From a practical perspective, this reinforces the interpretation that these are normal redemptions resulting from ETF daily operations.

BlackRock Wallets Are Not Engaged in Massive Selling

Given that addresses associated with BlackRock (tracked by Arkham) do not show signs of large-scale selling, market tension should ease. Part of this distrust stems from accusations previously made by high-profile figures like Robert Kiyosaki.

Last year, Kiyosaki claimed that BlackRock was deliberately selling to suppress prices, making it easier for large investors to buy at lower levels.

These statements were widely circulated on social media, fueling repeated speculation and FUD events. However, so far, there is no concrete evidence indicating that BlackRock or other ETF issuers are engaged in market manipulation.

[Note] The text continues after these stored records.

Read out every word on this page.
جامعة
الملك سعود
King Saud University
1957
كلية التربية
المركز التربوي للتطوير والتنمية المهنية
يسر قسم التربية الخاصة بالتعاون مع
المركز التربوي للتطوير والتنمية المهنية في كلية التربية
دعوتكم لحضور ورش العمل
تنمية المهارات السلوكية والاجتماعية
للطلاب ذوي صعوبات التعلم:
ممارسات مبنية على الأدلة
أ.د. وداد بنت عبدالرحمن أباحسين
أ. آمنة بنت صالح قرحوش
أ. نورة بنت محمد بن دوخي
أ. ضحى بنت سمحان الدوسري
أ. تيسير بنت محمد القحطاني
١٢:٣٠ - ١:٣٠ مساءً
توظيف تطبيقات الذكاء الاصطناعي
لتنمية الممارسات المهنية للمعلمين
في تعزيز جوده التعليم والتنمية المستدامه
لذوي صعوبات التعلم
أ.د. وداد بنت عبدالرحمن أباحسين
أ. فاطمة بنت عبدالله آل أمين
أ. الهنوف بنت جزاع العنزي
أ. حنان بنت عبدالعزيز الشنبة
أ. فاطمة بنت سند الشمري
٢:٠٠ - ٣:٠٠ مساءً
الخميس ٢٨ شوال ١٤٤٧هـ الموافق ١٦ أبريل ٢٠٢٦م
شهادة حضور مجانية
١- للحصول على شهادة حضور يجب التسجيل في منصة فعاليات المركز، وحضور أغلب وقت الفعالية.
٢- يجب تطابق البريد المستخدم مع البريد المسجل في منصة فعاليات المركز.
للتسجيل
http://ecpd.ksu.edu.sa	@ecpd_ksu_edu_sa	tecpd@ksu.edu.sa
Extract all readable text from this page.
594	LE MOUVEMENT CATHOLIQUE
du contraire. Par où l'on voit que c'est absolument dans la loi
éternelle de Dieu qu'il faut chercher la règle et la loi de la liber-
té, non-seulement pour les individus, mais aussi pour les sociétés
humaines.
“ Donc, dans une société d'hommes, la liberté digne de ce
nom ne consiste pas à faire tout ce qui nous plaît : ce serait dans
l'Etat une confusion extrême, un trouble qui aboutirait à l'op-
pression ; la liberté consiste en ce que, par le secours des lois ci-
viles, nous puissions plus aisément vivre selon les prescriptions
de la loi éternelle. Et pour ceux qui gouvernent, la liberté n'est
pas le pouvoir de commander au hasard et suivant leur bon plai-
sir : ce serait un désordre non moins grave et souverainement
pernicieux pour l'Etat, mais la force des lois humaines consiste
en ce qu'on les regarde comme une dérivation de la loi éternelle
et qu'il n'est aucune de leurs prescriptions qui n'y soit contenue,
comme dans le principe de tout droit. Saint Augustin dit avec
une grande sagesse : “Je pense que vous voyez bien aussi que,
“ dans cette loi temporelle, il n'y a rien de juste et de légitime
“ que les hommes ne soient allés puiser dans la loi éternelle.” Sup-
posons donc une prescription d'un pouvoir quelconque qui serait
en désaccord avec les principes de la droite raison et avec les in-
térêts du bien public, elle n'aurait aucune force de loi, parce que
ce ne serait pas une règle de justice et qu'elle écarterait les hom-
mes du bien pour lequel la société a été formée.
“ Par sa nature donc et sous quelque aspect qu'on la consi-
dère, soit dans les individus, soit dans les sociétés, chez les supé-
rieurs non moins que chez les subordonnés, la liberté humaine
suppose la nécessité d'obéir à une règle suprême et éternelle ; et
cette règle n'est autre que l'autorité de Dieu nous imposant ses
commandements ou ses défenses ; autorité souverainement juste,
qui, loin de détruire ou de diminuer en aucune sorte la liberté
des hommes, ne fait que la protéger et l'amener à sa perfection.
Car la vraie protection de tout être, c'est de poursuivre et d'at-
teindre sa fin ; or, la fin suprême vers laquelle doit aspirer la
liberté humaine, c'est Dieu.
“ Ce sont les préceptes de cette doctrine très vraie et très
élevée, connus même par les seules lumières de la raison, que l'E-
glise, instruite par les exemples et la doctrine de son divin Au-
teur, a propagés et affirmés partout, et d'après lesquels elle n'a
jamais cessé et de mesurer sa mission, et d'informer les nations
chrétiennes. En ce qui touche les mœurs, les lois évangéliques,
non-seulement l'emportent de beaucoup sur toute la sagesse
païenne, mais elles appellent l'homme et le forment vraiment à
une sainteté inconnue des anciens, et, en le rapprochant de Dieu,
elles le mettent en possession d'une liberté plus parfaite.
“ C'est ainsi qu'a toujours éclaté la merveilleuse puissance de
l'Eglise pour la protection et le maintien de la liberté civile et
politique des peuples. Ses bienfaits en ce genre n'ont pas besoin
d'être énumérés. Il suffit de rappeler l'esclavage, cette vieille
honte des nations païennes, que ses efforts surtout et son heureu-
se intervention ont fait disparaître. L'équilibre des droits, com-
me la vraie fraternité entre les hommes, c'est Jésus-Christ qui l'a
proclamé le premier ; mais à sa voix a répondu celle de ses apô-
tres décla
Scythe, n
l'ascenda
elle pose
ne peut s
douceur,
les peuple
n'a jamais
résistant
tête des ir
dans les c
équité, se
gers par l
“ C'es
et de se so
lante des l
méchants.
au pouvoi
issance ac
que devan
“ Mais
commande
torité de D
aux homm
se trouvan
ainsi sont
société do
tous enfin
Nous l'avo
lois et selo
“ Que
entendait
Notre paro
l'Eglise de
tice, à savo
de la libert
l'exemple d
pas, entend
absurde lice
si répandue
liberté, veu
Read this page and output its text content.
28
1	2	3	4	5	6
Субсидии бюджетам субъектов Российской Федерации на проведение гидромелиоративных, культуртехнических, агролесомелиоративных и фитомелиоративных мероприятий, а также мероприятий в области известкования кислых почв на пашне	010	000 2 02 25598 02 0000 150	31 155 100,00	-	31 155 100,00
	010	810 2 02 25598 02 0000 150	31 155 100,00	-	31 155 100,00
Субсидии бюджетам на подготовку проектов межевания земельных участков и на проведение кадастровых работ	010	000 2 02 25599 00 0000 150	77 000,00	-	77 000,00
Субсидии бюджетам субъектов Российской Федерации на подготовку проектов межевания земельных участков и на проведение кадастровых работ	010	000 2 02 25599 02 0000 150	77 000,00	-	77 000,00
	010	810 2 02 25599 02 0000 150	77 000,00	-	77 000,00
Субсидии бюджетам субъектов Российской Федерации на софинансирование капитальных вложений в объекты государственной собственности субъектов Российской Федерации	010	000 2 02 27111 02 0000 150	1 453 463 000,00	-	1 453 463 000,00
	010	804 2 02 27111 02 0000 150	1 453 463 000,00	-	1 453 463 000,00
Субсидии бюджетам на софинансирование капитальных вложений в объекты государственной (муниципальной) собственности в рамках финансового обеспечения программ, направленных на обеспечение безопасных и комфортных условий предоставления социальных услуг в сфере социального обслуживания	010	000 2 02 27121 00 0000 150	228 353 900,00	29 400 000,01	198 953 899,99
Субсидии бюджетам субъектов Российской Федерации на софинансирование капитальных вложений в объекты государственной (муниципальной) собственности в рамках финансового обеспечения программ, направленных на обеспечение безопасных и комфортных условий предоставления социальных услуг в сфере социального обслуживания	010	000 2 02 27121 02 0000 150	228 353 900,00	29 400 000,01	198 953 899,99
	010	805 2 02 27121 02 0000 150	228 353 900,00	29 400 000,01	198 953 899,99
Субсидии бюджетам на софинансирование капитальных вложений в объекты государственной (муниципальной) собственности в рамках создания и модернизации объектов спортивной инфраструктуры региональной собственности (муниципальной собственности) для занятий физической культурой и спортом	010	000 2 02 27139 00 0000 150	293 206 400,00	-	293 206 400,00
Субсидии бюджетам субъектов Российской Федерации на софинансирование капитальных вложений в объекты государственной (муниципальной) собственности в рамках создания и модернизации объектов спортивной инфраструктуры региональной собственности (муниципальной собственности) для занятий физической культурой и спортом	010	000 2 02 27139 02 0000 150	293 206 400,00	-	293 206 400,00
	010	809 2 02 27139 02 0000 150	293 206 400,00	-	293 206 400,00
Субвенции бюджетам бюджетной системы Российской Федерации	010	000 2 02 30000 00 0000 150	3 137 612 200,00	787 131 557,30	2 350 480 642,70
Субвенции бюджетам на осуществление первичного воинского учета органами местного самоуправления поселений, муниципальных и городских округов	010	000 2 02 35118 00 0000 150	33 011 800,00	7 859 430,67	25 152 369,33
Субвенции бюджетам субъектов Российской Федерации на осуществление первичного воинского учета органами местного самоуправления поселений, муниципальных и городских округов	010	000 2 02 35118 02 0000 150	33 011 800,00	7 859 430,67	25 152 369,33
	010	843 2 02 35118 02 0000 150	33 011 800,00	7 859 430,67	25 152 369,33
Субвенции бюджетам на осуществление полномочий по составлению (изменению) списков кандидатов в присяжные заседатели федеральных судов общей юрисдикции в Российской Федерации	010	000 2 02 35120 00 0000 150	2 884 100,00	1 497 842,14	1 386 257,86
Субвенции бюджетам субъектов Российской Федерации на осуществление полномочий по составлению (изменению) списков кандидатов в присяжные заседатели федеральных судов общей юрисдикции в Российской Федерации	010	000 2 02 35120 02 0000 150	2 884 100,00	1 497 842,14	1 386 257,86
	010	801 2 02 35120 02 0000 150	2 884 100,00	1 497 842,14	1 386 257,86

Current data, combined with the coincidence between on-chain transfers and fund outflows, seem to disprove this narrative. It is explained by the ETF’s own mechanisms: in products like IBIT and ETHA, BlackRock mainly acts as custodian and operator, executing buy and sell orders according to investor instructions.

Furthermore, these companies’ revenue structures are based on management fees, which tend to increase when asset prices rise. From this perspective, BlackRock has no clear economic incentive to liquidate positions on its own.

In this context, recent transfers from its wallets can be interpreted as movements consistent with business operations and client decisions.